The shipping industry faces unprecedented hurdles as prices for certain shipping routes spike and record numbers of cargo ships sit for days outside of ports. Chinese ports are upended as bad weather and fluctuations in demand cripple their ability to efficiently export products. Meanwhile, American ports are setting new records for imports and exporting the lowest amount since 2005. The Port of Long Beach and the Port of Los Angeles are bursting at the seams with the amounts of products that are being imported as their capacity and infrastructure fails to keep up. 

The worldwide labor shortage also deeply impacts the efficiency of the supply chain. This is especially true for the trucking industry which recently experienced a mass exodus. Some reasons for this are the increased unemployment benefits from the past year along with the need to take care of children who are home from school because of COVID-19. Another reason is that the baby boomer generation is beginning to phase out of the workforce, which is projected to cause a 60-million-person turnover by 2025. It is reported that there is one qualified truck driver for every nine job openings. We have seen that even if the products are available if no one is able to reliably move them it is equally problematic. 

How long will it take to recover? 

In June the Biden Administration described these disruptions as “transitory”, but it seems that they will continue to weigh on the American people and the global economy for the foreseeable future, and even. Secretary of Transportation Pete Buttigieg has suggested that these issues could persist into 2022.  

Much of the supply chain news coverage now concerns the impact shipping delays will have on the upcoming Holiday season. The reality is that we have had few (if any) supply chain failures of this magnitude, so it is unclear how long it will take to correct.  

How can we prevent this in the future? 

The Biden Administration encouraged the expansion of the capacity of ports, in an effort to ease the backlog of ships. The Port of Long Beach and the Port of Los Angeles opened some of its terminals for longer hours and hope to be able to increase operating hours to 24/7. Expanding these hours will help, but according to Forbes, production in the Port of Los Angeles increased by 50 percent compared to pre-pandemic levels, and it is still not enough. 

One of the most tangible ways to improve the efficiency of supply chains is to focus our efforts on the driver shortage.
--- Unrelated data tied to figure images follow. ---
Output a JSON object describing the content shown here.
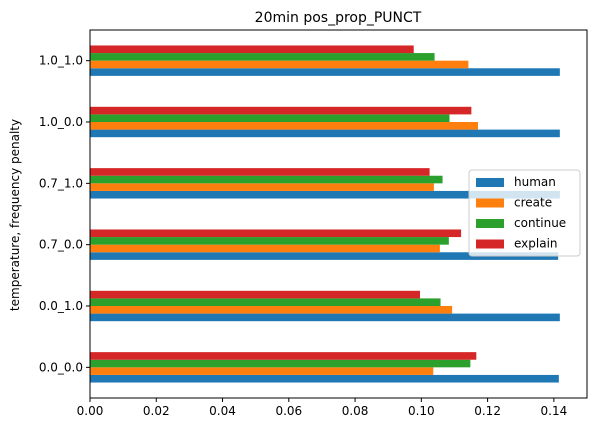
{
  "chart_data": {
    "type": "bar",
    "orientation": "horizontal",
    "title": "20min pos_prop_PUNCT",
    "xlabel": "",
    "ylabel": "temperature, frequency penalty",
    "categories": [
      "0.0_0.0",
      "0.0_1.0",
      "0.7_0.0",
      "0.7_1.0",
      "1.0_0.0",
      "1.0_1.0"
    ],
    "xlim": [
      0,
      0.15
    ],
    "xticks": [
      "0.00",
      "0.02",
      "0.04",
      "0.06",
      "0.08",
      "0.10",
      "0.12",
      "0.14"
    ],
    "grid": false,
    "legend_position": "center-right",
    "series": [
      {
        "name": "human",
        "color": "#1f77b4",
        "values": [
          0.1415,
          0.1418,
          0.1413,
          0.1418,
          0.1418,
          0.1418
        ]
      },
      {
        "name": "create",
        "color": "#ff7f0e",
        "values": [
          0.1036,
          0.1093,
          0.1056,
          0.1038,
          0.1171,
          0.1142
        ]
      },
      {
        "name": "continue",
        "color": "#2ca02c",
        "values": [
          0.1148,
          0.1058,
          0.1083,
          0.1064,
          0.1085,
          0.104
        ]
      },
      {
        "name": "explain",
        "color": "#d62728",
        "values": [
          0.1166,
          0.0996,
          0.112,
          0.1025,
          0.1151,
          0.0977
        ]
      }
    ]
  }
}
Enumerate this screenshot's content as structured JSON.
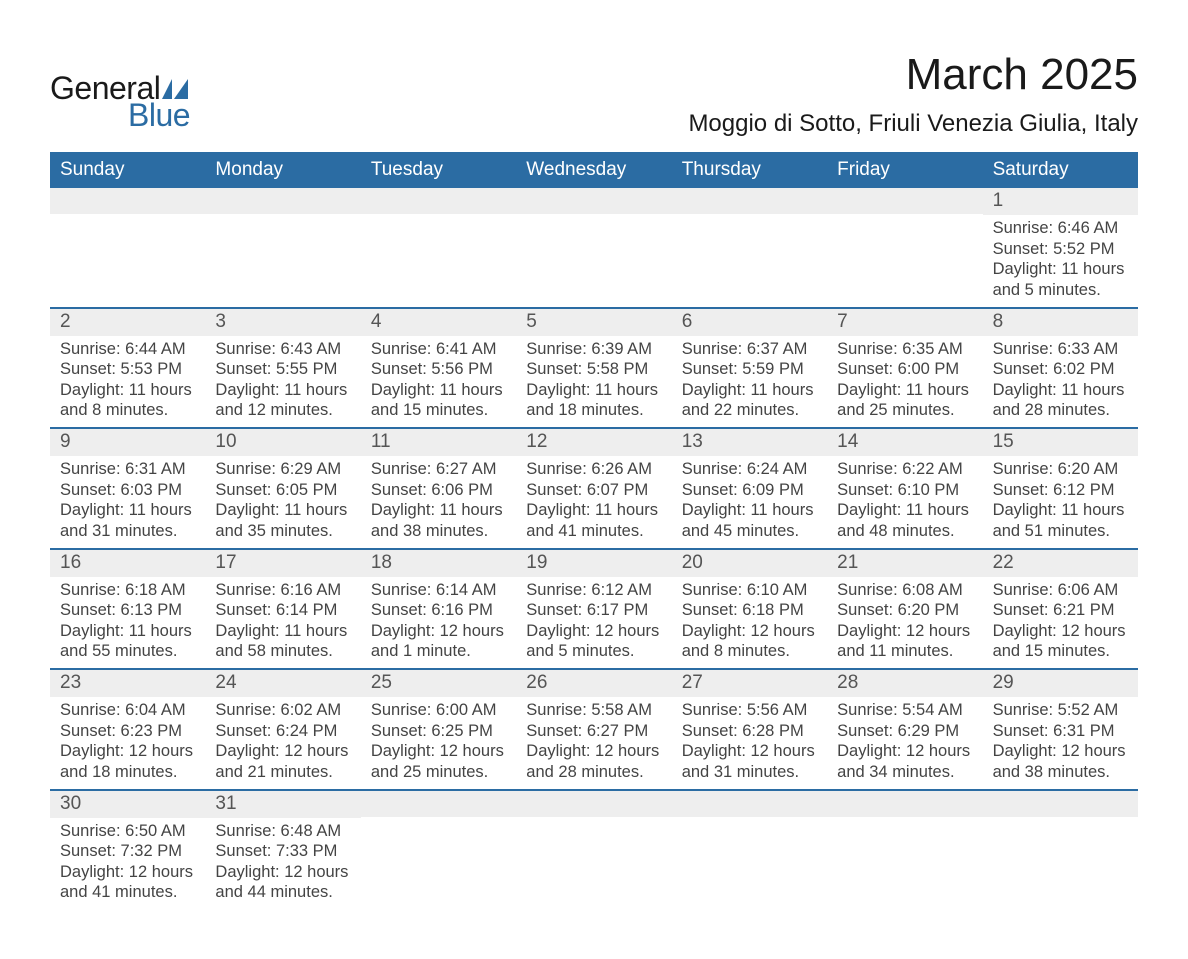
{
  "logo": {
    "text1": "General",
    "text2": "Blue",
    "accent_color": "#2b6ca3"
  },
  "title": "March 2025",
  "location": "Moggio di Sotto, Friuli Venezia Giulia, Italy",
  "day_names": [
    "Sunday",
    "Monday",
    "Tuesday",
    "Wednesday",
    "Thursday",
    "Friday",
    "Saturday"
  ],
  "colors": {
    "header_bg": "#2b6ca3",
    "header_fg": "#ffffff",
    "daynum_bg": "#eeeeee",
    "text": "#444444",
    "border": "#2b6ca3"
  },
  "weeks": [
    [
      {
        "n": "",
        "sunrise": "",
        "sunset": "",
        "daylight": ""
      },
      {
        "n": "",
        "sunrise": "",
        "sunset": "",
        "daylight": ""
      },
      {
        "n": "",
        "sunrise": "",
        "sunset": "",
        "daylight": ""
      },
      {
        "n": "",
        "sunrise": "",
        "sunset": "",
        "daylight": ""
      },
      {
        "n": "",
        "sunrise": "",
        "sunset": "",
        "daylight": ""
      },
      {
        "n": "",
        "sunrise": "",
        "sunset": "",
        "daylight": ""
      },
      {
        "n": "1",
        "sunrise": "Sunrise: 6:46 AM",
        "sunset": "Sunset: 5:52 PM",
        "daylight": "Daylight: 11 hours and 5 minutes."
      }
    ],
    [
      {
        "n": "2",
        "sunrise": "Sunrise: 6:44 AM",
        "sunset": "Sunset: 5:53 PM",
        "daylight": "Daylight: 11 hours and 8 minutes."
      },
      {
        "n": "3",
        "sunrise": "Sunrise: 6:43 AM",
        "sunset": "Sunset: 5:55 PM",
        "daylight": "Daylight: 11 hours and 12 minutes."
      },
      {
        "n": "4",
        "sunrise": "Sunrise: 6:41 AM",
        "sunset": "Sunset: 5:56 PM",
        "daylight": "Daylight: 11 hours and 15 minutes."
      },
      {
        "n": "5",
        "sunrise": "Sunrise: 6:39 AM",
        "sunset": "Sunset: 5:58 PM",
        "daylight": "Daylight: 11 hours and 18 minutes."
      },
      {
        "n": "6",
        "sunrise": "Sunrise: 6:37 AM",
        "sunset": "Sunset: 5:59 PM",
        "daylight": "Daylight: 11 hours and 22 minutes."
      },
      {
        "n": "7",
        "sunrise": "Sunrise: 6:35 AM",
        "sunset": "Sunset: 6:00 PM",
        "daylight": "Daylight: 11 hours and 25 minutes."
      },
      {
        "n": "8",
        "sunrise": "Sunrise: 6:33 AM",
        "sunset": "Sunset: 6:02 PM",
        "daylight": "Daylight: 11 hours and 28 minutes."
      }
    ],
    [
      {
        "n": "9",
        "sunrise": "Sunrise: 6:31 AM",
        "sunset": "Sunset: 6:03 PM",
        "daylight": "Daylight: 11 hours and 31 minutes."
      },
      {
        "n": "10",
        "sunrise": "Sunrise: 6:29 AM",
        "sunset": "Sunset: 6:05 PM",
        "daylight": "Daylight: 11 hours and 35 minutes."
      },
      {
        "n": "11",
        "sunrise": "Sunrise: 6:27 AM",
        "sunset": "Sunset: 6:06 PM",
        "daylight": "Daylight: 11 hours and 38 minutes."
      },
      {
        "n": "12",
        "sunrise": "Sunrise: 6:26 AM",
        "sunset": "Sunset: 6:07 PM",
        "daylight": "Daylight: 11 hours and 41 minutes."
      },
      {
        "n": "13",
        "sunrise": "Sunrise: 6:24 AM",
        "sunset": "Sunset: 6:09 PM",
        "daylight": "Daylight: 11 hours and 45 minutes."
      },
      {
        "n": "14",
        "sunrise": "Sunrise: 6:22 AM",
        "sunset": "Sunset: 6:10 PM",
        "daylight": "Daylight: 11 hours and 48 minutes."
      },
      {
        "n": "15",
        "sunrise": "Sunrise: 6:20 AM",
        "sunset": "Sunset: 6:12 PM",
        "daylight": "Daylight: 11 hours and 51 minutes."
      }
    ],
    [
      {
        "n": "16",
        "sunrise": "Sunrise: 6:18 AM",
        "sunset": "Sunset: 6:13 PM",
        "daylight": "Daylight: 11 hours and 55 minutes."
      },
      {
        "n": "17",
        "sunrise": "Sunrise: 6:16 AM",
        "sunset": "Sunset: 6:14 PM",
        "daylight": "Daylight: 11 hours and 58 minutes."
      },
      {
        "n": "18",
        "sunrise": "Sunrise: 6:14 AM",
        "sunset": "Sunset: 6:16 PM",
        "daylight": "Daylight: 12 hours and 1 minute."
      },
      {
        "n": "19",
        "sunrise": "Sunrise: 6:12 AM",
        "sunset": "Sunset: 6:17 PM",
        "daylight": "Daylight: 12 hours and 5 minutes."
      },
      {
        "n": "20",
        "sunrise": "Sunrise: 6:10 AM",
        "sunset": "Sunset: 6:18 PM",
        "daylight": "Daylight: 12 hours and 8 minutes."
      },
      {
        "n": "21",
        "sunrise": "Sunrise: 6:08 AM",
        "sunset": "Sunset: 6:20 PM",
        "daylight": "Daylight: 12 hours and 11 minutes."
      },
      {
        "n": "22",
        "sunrise": "Sunrise: 6:06 AM",
        "sunset": "Sunset: 6:21 PM",
        "daylight": "Daylight: 12 hours and 15 minutes."
      }
    ],
    [
      {
        "n": "23",
        "sunrise": "Sunrise: 6:04 AM",
        "sunset": "Sunset: 6:23 PM",
        "daylight": "Daylight: 12 hours and 18 minutes."
      },
      {
        "n": "24",
        "sunrise": "Sunrise: 6:02 AM",
        "sunset": "Sunset: 6:24 PM",
        "daylight": "Daylight: 12 hours and 21 minutes."
      },
      {
        "n": "25",
        "sunrise": "Sunrise: 6:00 AM",
        "sunset": "Sunset: 6:25 PM",
        "daylight": "Daylight: 12 hours and 25 minutes."
      },
      {
        "n": "26",
        "sunrise": "Sunrise: 5:58 AM",
        "sunset": "Sunset: 6:27 PM",
        "daylight": "Daylight: 12 hours and 28 minutes."
      },
      {
        "n": "27",
        "sunrise": "Sunrise: 5:56 AM",
        "sunset": "Sunset: 6:28 PM",
        "daylight": "Daylight: 12 hours and 31 minutes."
      },
      {
        "n": "28",
        "sunrise": "Sunrise: 5:54 AM",
        "sunset": "Sunset: 6:29 PM",
        "daylight": "Daylight: 12 hours and 34 minutes."
      },
      {
        "n": "29",
        "sunrise": "Sunrise: 5:52 AM",
        "sunset": "Sunset: 6:31 PM",
        "daylight": "Daylight: 12 hours and 38 minutes."
      }
    ],
    [
      {
        "n": "30",
        "sunrise": "Sunrise: 6:50 AM",
        "sunset": "Sunset: 7:32 PM",
        "daylight": "Daylight: 12 hours and 41 minutes."
      },
      {
        "n": "31",
        "sunrise": "Sunrise: 6:48 AM",
        "sunset": "Sunset: 7:33 PM",
        "daylight": "Daylight: 12 hours and 44 minutes."
      },
      {
        "n": "",
        "sunrise": "",
        "sunset": "",
        "daylight": ""
      },
      {
        "n": "",
        "sunrise": "",
        "sunset": "",
        "daylight": ""
      },
      {
        "n": "",
        "sunrise": "",
        "sunset": "",
        "daylight": ""
      },
      {
        "n": "",
        "sunrise": "",
        "sunset": "",
        "daylight": ""
      },
      {
        "n": "",
        "sunrise": "",
        "sunset": "",
        "daylight": ""
      }
    ]
  ]
}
Many trucking companies have instituted benefits to entice new workers, including signing bonuses up to 12 thousand dollars and salaries over 80 thousand a year. Increasing the supply of drivers will help reduce stalling in ports, make more space for new goods to be dropped and relieve the traffic jams in shipping routes. 


It is evident that the weaknesses displayed by our supply chain are exacerbated by a perfect storm of financial volatility, worker shortages, and an economy that is desperate to recover. The antidote lies in a multifaceted response to each of these issues that prioritizes workers to run shipping and processing. Unfortunately, the deeply rooted failures in our supply chain will take months, if not longer, to repair. In response, we should reevaluate our supply networks and attempt to address the gaps that are evident in a post-COVID era.